Summary
In Morris v. Morris, 299 Ky. 235, 185 S.W.2d 244, we affirmed a judgment sustaining a special demurrer to a motion by a first wife to set aside a divorce where the only person served was the second wife of the deceased husband.
Summary of this case from Kenmont Coal Co. v. FisherOpinion
January 23, 1945.
Appeal from Breathitt Circuit Court.
Chester A. Bach, Judge.
Williams Allen for appellant.
A.H. Patton and Moss Noble for appellees.
Affirming.
Ned Morris instituted an action for divorce against Maggie Morris in the Breathitt Circuit Court in 1938. During the following July a judgment of divorce was entered in his favor. Counsel for Mrs. Morris was present when the depositions were taken for plaintiff, and he cross-examined his witnesses. During the pendency of the action Mrs. Morris filed several motions for rules against her husband and filed affidavits in support thereof. Shortly after the judgment was entered she filed a motion asking that the judgment be set aside "for the reason that said judgment of divorce is not warranted by the evidence nor supported by the pleadings herein." That motion was never acted upon, and, apparently, was abandoned. On March 2, 1944, the following notice was served on Polly Centers Morris, the second wife of Ned: "Polly Centers Morris will take notice that the defendant, Maggie Morris, will on Thursday, the 9th day of March, 1944, at about the hour of 2 o'clock P. M., in the office of the Circuit Court Clerk of Breathitt County, Kentucky, enter a motion to re-docket the above styled case and to set aside the judgment entered thereon on the 17th day of July, 1939."

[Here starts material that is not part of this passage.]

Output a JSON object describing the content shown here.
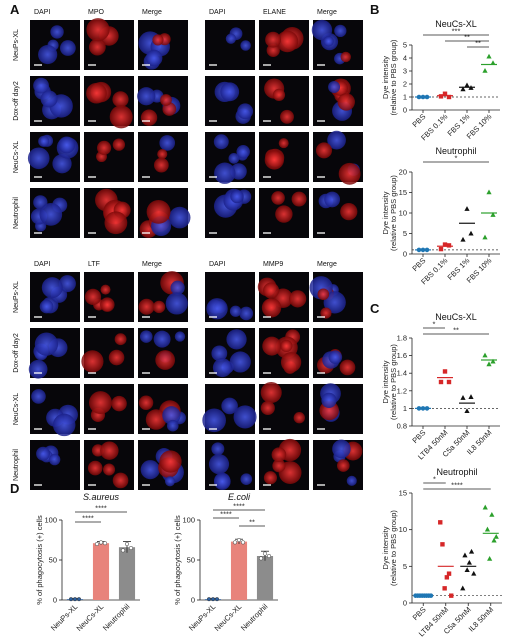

Polly Centers Morris filed the following special demurrer and plea: "Polly Centers Morris demurs specially to the notice herein given to her to re-docket the above styled case, because she was not a party to the action, or had any connection therewith.
"She further suggests to the Court without entering her appearance hereto, that Ned Morris departed this life on the 17th day of February, 1944."
A motion was filed pursuant to the foregoing notice, but the record does not contain a copy of it or any affidavits in support thereof. On the 10th day of May, the chancellor sustained the special demurrer and refused to re-docket the case and overruled the appellant's motion to set aside the divorce judgment of 1939; hence this appeal.
We gather from the appellant's brief that the attack upon the judgment of 1939 is based upon the ground that the petition filed by Ned Morris did not set forth, as required by Section 423 of the Civil Code of Practice, that he had been a resident of this state for more than a year before the commencement of the action. It was alleged, however, that the wife was a resident of Breathitt County. The proof shows clearly that Ned Morris was also a resident of that county. The appellant takes the position that the 1939 judgment was void for the foregoing reason. On the other hand, counsel for the appellee takes the position that, at most, the judgment was only erroneous, but he insists also that the method employed by the appellant in attacking that judgment is not the proper one.
Whether the 1939 judgment was void, or merely voidable, seems unnecessary for us to determine, because we are in accord with the view of counsel for the appellee that the question can not be raised in the manner set forth in the record before us. Polly Uenters Morris, the second wife of Ned, was never made a party to the original divorce action, and, as noted heretofore, there is nothing in the record before us showing the basis on which the appellant was seeking to have the former judgment set aside. Counsel for Mrs. Morris says he is following the procedure adopted in the case of Ramsey's Ex'r v. Ramsey, 233 Ky. 507, 26 S.W.2d 37, where an attack was made upon a divorce obtained against a person of unsound mind; but the opinion in that case shows that a motion was filed in the court wherein the divorce had been obtained to have the judgment of divorce set aside on the ground that it was void. In support thereof there were filed affidavits setting forth the grounds upon which the attack was being made. As heretofore indicated, the record before us is silent in this respect. A void judgment, of course, may be attacked either directly or collaterally; but, in either event, the attack must show the grounds upon which it is based, and the real parties in interest must be brought before the court.
Under the circumstances, we think the judgment should be and it is affirmed.